O carro de Caetano Veloso, após rodopiar por alguns instantes em alta velocidade, troca de pista e é acertado por um segundo carro que também está em alta velocidade, embora não estivesse rodopiando como o carro de Caetano Veloso, e sim andando da maneira normal, com as quatro rodas tocando o chão do Leblon. O choque interrompe o trajeto do carro de Caetano Veloso. Um terceiro carro, que não consegue frear a tempo, pois também está em alta velocidade pelas ruas do Leblon, choca-se contra a massa disforme que se tornou o carro de Caetano Veloso, que não está mais rodopiando, pois juntou-se ao segundo carro, que também estava em alta velocidade, embora não estivesse rodopiando como o de Caetano Veloso. O terceiro carro também tornou-se uma massa disforme e não é mais possível distinguir o carro de Caetano Veloso do outro carro que o havia acertado anteriormente. Logo, o último carro que acertou o de Caetano Veloso também se junta à massa disforme formada pelo carro de Caetano Veloso e pelos carros que o haviam acertado anteriormente.

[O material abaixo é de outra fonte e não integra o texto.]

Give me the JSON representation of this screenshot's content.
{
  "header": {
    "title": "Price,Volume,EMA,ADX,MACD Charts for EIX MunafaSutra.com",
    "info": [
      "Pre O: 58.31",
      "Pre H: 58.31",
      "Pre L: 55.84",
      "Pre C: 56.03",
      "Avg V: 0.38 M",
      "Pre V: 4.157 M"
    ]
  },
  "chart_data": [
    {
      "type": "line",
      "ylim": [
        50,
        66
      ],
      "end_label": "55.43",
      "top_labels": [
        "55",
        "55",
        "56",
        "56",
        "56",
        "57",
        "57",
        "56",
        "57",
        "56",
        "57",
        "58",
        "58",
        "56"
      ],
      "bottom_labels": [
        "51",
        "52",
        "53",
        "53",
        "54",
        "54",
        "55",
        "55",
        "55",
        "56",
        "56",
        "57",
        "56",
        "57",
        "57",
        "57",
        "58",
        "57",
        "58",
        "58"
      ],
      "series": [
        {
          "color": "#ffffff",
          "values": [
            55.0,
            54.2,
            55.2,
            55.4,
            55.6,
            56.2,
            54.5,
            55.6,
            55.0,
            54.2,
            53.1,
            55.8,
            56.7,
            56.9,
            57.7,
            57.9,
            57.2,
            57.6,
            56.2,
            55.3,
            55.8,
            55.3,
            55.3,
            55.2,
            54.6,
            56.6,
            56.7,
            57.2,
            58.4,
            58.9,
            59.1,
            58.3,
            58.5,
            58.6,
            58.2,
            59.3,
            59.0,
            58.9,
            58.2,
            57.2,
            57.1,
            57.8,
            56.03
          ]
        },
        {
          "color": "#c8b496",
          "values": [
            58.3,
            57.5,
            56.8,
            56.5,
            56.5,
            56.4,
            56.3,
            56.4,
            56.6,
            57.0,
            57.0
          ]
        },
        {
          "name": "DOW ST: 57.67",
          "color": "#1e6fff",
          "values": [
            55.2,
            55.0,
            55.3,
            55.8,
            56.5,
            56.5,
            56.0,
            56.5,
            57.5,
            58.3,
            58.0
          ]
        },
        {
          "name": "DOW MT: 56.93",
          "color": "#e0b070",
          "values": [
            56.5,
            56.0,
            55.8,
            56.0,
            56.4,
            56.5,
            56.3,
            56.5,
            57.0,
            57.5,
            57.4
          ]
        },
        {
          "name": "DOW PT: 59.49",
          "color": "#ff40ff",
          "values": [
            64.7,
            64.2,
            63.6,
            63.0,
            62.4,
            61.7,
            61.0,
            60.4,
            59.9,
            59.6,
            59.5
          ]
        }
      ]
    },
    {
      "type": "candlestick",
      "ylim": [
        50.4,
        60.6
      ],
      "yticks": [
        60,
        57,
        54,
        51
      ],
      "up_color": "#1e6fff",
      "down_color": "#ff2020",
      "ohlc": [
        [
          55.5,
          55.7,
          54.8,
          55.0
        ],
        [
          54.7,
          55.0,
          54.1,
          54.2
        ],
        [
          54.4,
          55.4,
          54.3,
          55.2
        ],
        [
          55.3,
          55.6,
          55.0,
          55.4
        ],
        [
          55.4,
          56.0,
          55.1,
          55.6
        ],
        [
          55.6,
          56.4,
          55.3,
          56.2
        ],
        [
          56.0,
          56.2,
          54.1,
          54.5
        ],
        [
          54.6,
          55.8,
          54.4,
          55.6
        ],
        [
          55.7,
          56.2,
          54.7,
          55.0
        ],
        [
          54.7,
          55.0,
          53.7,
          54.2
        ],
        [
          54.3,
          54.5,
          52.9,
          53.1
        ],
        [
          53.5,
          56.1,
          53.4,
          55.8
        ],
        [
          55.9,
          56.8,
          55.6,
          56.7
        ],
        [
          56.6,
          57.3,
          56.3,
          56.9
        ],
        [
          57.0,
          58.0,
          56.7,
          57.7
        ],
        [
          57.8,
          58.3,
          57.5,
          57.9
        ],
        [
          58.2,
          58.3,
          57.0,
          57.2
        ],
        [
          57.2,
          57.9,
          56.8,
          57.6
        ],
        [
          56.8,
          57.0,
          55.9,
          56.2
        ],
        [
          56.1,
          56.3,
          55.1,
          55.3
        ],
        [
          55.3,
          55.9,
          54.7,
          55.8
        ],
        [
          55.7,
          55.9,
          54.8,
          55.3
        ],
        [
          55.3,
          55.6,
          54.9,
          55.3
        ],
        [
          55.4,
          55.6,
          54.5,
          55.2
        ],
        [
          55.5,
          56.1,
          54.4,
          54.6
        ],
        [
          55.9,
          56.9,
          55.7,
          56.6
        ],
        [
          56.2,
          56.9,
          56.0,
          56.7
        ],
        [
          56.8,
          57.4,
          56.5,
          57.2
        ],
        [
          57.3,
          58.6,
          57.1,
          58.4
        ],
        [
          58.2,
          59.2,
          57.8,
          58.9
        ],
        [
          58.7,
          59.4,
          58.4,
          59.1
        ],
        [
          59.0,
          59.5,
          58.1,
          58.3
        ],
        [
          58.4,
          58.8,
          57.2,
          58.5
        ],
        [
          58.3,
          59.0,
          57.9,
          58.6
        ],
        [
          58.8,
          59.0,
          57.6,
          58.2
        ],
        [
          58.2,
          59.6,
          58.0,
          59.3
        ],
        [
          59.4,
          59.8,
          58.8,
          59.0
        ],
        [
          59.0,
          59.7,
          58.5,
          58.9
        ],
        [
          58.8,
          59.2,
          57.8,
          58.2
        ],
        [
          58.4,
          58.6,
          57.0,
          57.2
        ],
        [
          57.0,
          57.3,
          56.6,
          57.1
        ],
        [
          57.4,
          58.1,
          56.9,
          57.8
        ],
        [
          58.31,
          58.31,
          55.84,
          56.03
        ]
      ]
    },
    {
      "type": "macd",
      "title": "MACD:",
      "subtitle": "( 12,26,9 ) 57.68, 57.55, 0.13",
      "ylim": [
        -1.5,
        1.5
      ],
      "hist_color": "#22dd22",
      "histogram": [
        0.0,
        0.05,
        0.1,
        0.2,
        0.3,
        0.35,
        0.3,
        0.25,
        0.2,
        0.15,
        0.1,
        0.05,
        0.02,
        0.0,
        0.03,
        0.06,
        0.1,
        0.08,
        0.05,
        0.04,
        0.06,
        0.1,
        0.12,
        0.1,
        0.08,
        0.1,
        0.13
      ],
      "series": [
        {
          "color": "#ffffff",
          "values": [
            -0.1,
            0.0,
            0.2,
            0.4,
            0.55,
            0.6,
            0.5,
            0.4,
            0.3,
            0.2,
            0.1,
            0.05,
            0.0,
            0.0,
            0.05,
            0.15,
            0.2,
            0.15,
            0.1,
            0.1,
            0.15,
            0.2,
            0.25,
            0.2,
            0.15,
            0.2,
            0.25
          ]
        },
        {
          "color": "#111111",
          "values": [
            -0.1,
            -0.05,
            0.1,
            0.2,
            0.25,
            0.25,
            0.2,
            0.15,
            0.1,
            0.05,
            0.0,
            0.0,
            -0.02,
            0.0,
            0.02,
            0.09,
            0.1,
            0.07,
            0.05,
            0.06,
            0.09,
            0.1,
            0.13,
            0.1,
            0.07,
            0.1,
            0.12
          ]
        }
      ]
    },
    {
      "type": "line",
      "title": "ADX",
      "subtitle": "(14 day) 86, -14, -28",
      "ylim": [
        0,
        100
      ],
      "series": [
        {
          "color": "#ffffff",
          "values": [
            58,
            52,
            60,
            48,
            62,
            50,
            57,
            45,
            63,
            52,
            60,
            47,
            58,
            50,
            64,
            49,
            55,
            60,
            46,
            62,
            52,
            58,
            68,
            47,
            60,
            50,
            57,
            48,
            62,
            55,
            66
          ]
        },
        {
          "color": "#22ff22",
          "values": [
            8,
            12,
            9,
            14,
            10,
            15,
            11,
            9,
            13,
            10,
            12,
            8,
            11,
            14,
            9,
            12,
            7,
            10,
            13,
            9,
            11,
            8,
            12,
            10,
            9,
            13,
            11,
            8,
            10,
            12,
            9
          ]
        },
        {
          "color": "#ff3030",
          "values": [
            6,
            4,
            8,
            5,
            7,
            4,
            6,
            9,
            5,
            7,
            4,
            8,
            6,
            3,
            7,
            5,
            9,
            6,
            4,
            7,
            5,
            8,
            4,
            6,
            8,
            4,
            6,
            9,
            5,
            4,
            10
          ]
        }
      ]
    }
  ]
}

-- Como está se sentindo, Caetano Veloso?
-- (...)
Nesse momento, Caetano Veloso está sendo esmagado pelas ferragens de seu carro, que está sendo pressionado pelas ferragens dos outros dois carros que o acertaram. Caetano Veloso, apesar de estar com seu corpo parcialmente dilacerado pelas ferragens do seu e dos outros carros, que nesse momento invadem cada vez mais o espaço interno de seu carro, estica o braço com dificuldade, esse mesmo braço que instantes atrás era observado e imitado pela criancinha feliz, mas que agora nem é mais um braço, e sim alguns pedaços de carne e sangue. Caetano Veloso estica o braço e alcança seu violão, que estava no banco traseiro, mas que, por causa do acolchoamento dos bancos, não foi destruído totalmente, e sorri exibindo os poucos dentes que ainda restam em sua boca, que na verdade nem é mais uma boca exatamente, pois para quem olha de fora é apenas um buraco ensanguentado. Caetano Veloso pensa que os estofados que ele mandou colocar em seu carro são muito bons, pois impediram que seu violão favorito fosse destruído.
-- Como está se sentindo, Caetano Veloso?
-- De certa forma, ótimo.
Quando consegue trazer o violão para perto de seu corpo, Caetano Veloso arrisca alguns acordes e pensa na melodia que estava compondo há alguns momentos, antes que seu carro fosse atingido diversas vezes, virando uma massa disforme e dilacerando seu corpo. Caetano Veloso arrisca alguns acordes e tenta cantar a melodia, mas falha, pois suas cordas vocais foram destruídas. No lugar de suas cordas vocais está um pedaço de aço de um dos carros que o acertaram. Mas Caetano Veloso não se importa e continua a mover o que sobrou de sua boca, enquanto pensa que canta a melodia que imagina em sua cabeça, pensando em qual letra ficaria boa nessa melodia, e que essa melodia poderia vir a se transformar em uma música de seu novo projeto, do seu disco que está planejado para o ano que vem e no qual ele vem trabalhando nos últimos meses. Caetano Veloso pensa que essa poderia ser a música de trabalho. Quem sabe.